Four UK investors have progressed to the second stage of the fundraising process for the £20bn (€23.4bn) Sizewell C nuclear power project on the Suffolk coast, according to people familiar with the process.
These are believed to be pension fund Universities Superannuation Scheme, as well as fund managers Schroders Greencoat, Equitix and Amber Infrastructure. All four declined to comment.
The UK government’s Department for Energy Security and Net Zero and French energy group EDF are understood to have chosen six bidders in the £6bn capital raise. The other bidders are believed to be ENEC, which is owned by Abu Dhabi’s sovereign wealth fund ADQ, and Centrica.
Final bids for equity stakes in the 3.2GW project are expected to be tabled by the end of June, the sources added.
The bidders have been asked to make offers according to the level of investment return they would like, among other factors.

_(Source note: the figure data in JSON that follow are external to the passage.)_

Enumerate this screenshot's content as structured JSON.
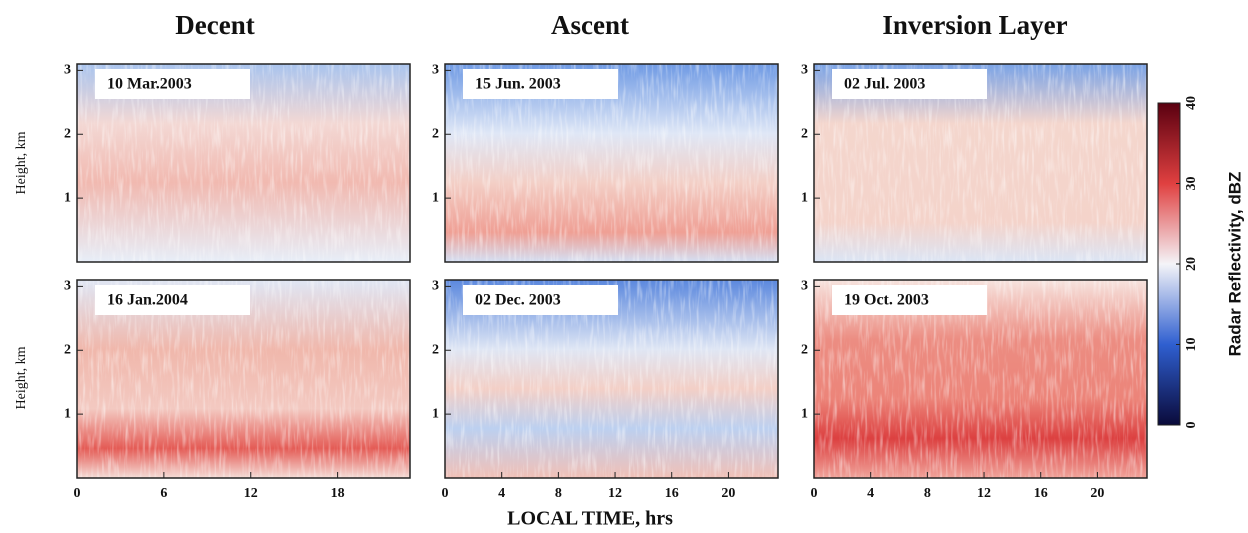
{
  "column_titles": [
    "Decent",
    "Ascent",
    "Inversion Layer"
  ],
  "y_label": "Height, km",
  "x_label": "LOCAL TIME, hrs",
  "colorbar": {
    "label": "Radar Reflectivity, dBZ",
    "lim": [
      0,
      40
    ],
    "ticks": [
      0,
      10,
      20,
      30,
      40
    ],
    "colors": [
      "#0a0a3a",
      "#2f5fd0",
      "#f4f4f8",
      "#e04040",
      "#5a0010"
    ]
  },
  "chart_data": [
    {
      "type": "heatmap",
      "title": "10 Mar.2003",
      "xlim": [
        0,
        23
      ],
      "ylim": [
        0,
        3.1
      ],
      "yticks": [
        1,
        2,
        3
      ]
    },
    {
      "type": "heatmap",
      "title": "15 Jun. 2003",
      "xlim": [
        0,
        23.5
      ],
      "ylim": [
        0,
        3.1
      ],
      "yticks": [
        1,
        2,
        3
      ]
    },
    {
      "type": "heatmap",
      "title": "02 Jul. 2003",
      "xlim": [
        0,
        23.5
      ],
      "ylim": [
        0,
        3.1
      ],
      "yticks": [
        1,
        2,
        3
      ]
    },
    {
      "type": "heatmap",
      "title": "16 Jan.2004",
      "xlim": [
        0,
        23
      ],
      "ylim": [
        0,
        3.1
      ],
      "yticks": [
        1,
        2,
        3
      ],
      "xticks": [
        0,
        6,
        12,
        18
      ]
    },
    {
      "type": "heatmap",
      "title": "02 Dec. 2003",
      "xlim": [
        0,
        23.5
      ],
      "ylim": [
        0,
        3.1
      ],
      "yticks": [
        1,
        2,
        3
      ],
      "xticks": [
        0,
        4,
        8,
        12,
        16,
        20
      ]
    },
    {
      "type": "heatmap",
      "title": "19 Oct. 2003",
      "xlim": [
        0,
        23.5
      ],
      "ylim": [
        0,
        3.1
      ],
      "yticks": [
        1,
        2,
        3
      ],
      "xticks": [
        0,
        4,
        8,
        12,
        16,
        20
      ]
    }
  ]
}
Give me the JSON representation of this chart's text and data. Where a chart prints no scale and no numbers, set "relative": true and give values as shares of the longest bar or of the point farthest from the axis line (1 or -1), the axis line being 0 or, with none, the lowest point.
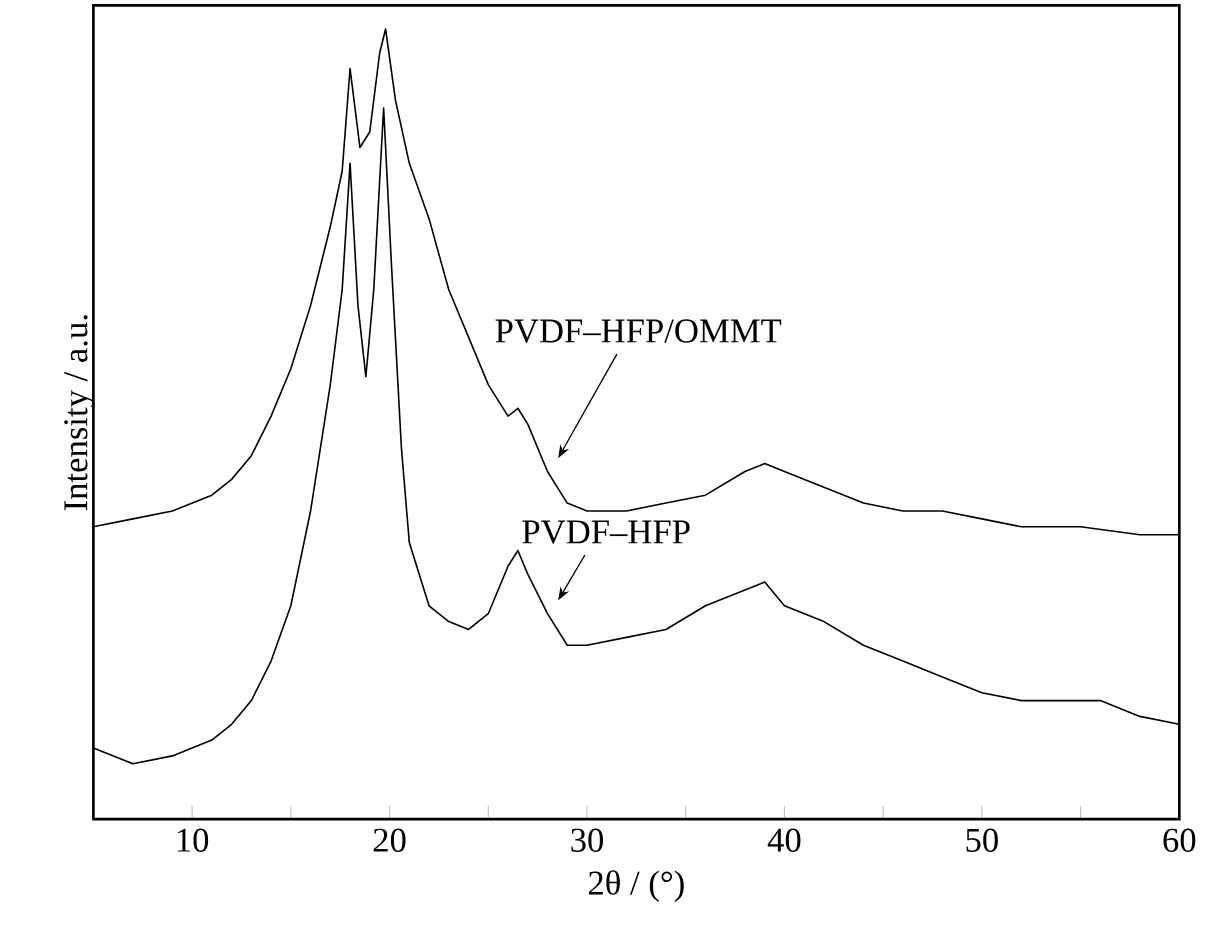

Sizewell C is being built under the regulated-asset based (RAB) model which allows investors to receive returns before large infrastructure projects have been completed. It does this by placing a small levy on customers’ bills on the basis that they will benefit from much cheaper electricity once the new nuclear power station is operational.
The UK government recently made a few tweaks to Sizewell C’s RAB model to make it more attractive to investors and to protect consumers from cost overruns. These include changes to the delay-weighted cost of capital mechanism to allow a two-year grace period after which penalties would increase incrementally. This would mean that shorter delays would be penalised at lesser levels if Sizewell C is delivered late.
Julia Pyke, co-managing director of Sizewell C declined to comment on the bidding process.
She said: “What may of interest to pension funds is that there’s expected to be around a 6% yield through the construction stage of Sizewell C.
“And there’s likely to be double-digit, inflation-protected yield for much of its life, and it’s an exceptionally long-running, exceptionally well inflation-linked asset.”
Pyke can give investors reassurances around Sizewell C’s cost of construction and its completion date because it is a copy of Hinkley C – lessening the chances that the issues that had to be surmounted at the North Somerset project will be repeated at Sizewell C.
Pyke said: “This is because we have a very detailed knowledge of what we’re buying and we’re buying from the same suppliers.”
IPE Real Assets contacted the Department for Energy Security and Net Zero, ENEC, and Centrica, but no one was available to comment. EDF declined to comment.